Once you have trained your model, create a CSV file to store your test predictions. Your file should have exactly 600 rows, each corresponding to a different test image, plus a header row. You can find an example submission file (sample_submission.csv) in the repository.

Your file should have exactly 3 columns:

  • Id - the file names of the test images (in the same order as the sample submission file)
  • task_1 - the model's predicted probability that the image (at the path in Id) depicts melanoma
  • task_2 - the model's predicted probability that the image (at the path in Id) depicts seborrheic keratosis

Once the CSV file is obtained, you will use the get_results.py file to score your submission. To set up the environment to run this file, you need to create (and activate) an environment with Python 3.5 and a few pip-installable packages:

conda create --name derm-ai python=3.5
source activate derm-ai
pip install -r requirements.txt

Once you have set up the environment, run the following command to see how the sample submission performed:

python get_results.py sample_predictions.csv

Check the terminal output for the scores obtained in the three categories:

Category 1 Score: 0.526
Category 2 Score: 0.606
Category 3 Score: 0.566

The corresponding ROC curves appear in a pop-up window, along with the confusion matrix corresponding to melanoma classification.

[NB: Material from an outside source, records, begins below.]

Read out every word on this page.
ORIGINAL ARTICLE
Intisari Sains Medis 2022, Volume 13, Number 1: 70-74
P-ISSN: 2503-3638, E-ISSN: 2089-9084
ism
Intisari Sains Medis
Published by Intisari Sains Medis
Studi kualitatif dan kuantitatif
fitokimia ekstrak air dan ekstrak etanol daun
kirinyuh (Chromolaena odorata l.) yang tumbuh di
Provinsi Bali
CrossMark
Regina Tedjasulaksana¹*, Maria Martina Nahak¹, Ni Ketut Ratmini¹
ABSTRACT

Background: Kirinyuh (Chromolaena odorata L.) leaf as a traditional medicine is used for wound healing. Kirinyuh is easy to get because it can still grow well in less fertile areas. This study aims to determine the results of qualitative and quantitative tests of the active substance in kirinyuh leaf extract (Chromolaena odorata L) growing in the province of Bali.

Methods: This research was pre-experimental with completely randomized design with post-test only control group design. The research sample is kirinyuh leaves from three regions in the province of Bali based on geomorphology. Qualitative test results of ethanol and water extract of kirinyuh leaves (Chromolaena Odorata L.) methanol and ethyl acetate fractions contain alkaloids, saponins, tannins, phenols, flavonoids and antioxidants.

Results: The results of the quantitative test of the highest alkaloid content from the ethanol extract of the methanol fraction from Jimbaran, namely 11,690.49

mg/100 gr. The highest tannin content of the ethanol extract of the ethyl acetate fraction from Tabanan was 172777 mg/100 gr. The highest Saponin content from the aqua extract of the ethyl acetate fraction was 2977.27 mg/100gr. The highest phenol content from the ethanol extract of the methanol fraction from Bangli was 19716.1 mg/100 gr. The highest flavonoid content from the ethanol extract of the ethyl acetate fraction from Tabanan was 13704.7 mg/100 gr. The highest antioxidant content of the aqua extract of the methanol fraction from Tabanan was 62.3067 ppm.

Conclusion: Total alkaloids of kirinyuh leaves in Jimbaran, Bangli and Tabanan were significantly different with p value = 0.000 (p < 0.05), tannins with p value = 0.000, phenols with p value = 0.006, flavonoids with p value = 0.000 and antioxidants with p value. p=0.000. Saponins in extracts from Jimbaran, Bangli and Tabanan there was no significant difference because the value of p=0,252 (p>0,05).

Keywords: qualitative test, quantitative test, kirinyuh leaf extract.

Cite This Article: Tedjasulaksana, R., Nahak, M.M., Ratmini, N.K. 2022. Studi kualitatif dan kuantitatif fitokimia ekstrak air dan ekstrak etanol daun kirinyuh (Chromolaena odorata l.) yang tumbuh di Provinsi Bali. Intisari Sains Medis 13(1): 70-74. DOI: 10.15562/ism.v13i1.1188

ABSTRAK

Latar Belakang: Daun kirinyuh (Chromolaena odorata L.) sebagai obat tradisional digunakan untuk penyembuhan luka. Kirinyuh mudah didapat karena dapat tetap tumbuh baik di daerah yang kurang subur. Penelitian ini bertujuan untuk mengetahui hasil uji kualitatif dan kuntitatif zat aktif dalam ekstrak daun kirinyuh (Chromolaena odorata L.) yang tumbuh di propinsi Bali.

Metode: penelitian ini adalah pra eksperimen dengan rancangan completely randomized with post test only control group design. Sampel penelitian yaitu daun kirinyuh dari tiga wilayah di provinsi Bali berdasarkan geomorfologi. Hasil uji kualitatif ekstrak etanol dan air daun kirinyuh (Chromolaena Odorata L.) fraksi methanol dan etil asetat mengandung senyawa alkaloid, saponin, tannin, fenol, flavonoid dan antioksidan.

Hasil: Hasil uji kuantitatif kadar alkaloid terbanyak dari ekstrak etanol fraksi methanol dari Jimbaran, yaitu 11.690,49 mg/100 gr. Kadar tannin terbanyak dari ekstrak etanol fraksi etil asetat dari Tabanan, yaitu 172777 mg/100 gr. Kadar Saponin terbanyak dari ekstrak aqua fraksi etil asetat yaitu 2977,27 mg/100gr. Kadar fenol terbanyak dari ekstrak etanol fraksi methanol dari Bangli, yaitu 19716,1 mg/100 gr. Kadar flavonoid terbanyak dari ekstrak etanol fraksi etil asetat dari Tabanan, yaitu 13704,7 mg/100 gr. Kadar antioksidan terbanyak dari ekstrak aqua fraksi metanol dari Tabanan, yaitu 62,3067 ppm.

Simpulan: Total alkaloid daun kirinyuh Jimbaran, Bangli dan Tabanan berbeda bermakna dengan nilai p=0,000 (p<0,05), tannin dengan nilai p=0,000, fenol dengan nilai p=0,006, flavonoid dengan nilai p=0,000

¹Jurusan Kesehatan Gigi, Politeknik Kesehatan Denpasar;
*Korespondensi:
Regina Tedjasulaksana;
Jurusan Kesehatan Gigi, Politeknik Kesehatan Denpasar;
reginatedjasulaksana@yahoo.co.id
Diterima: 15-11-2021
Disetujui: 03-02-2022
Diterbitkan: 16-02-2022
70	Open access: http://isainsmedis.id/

As you can see from the confusion matrix, the sample submission currently predicts that most of the images in the test dataset correspond to benign lesions. Let's see if your model can improve these results, towards better detecting cancer!

The code for generating the confusion matrix assumes that the threshold for classifying melanoma is set to 0.5. To change this threshold, you need only supply an additional command-line argument when calling the get_results.py file. For instance, to set the threshold at 0.4, you need only run:

python get_results.py sample_predictions.csv 0.4

To test your own submission, change the code to instead include the path to your CSV file.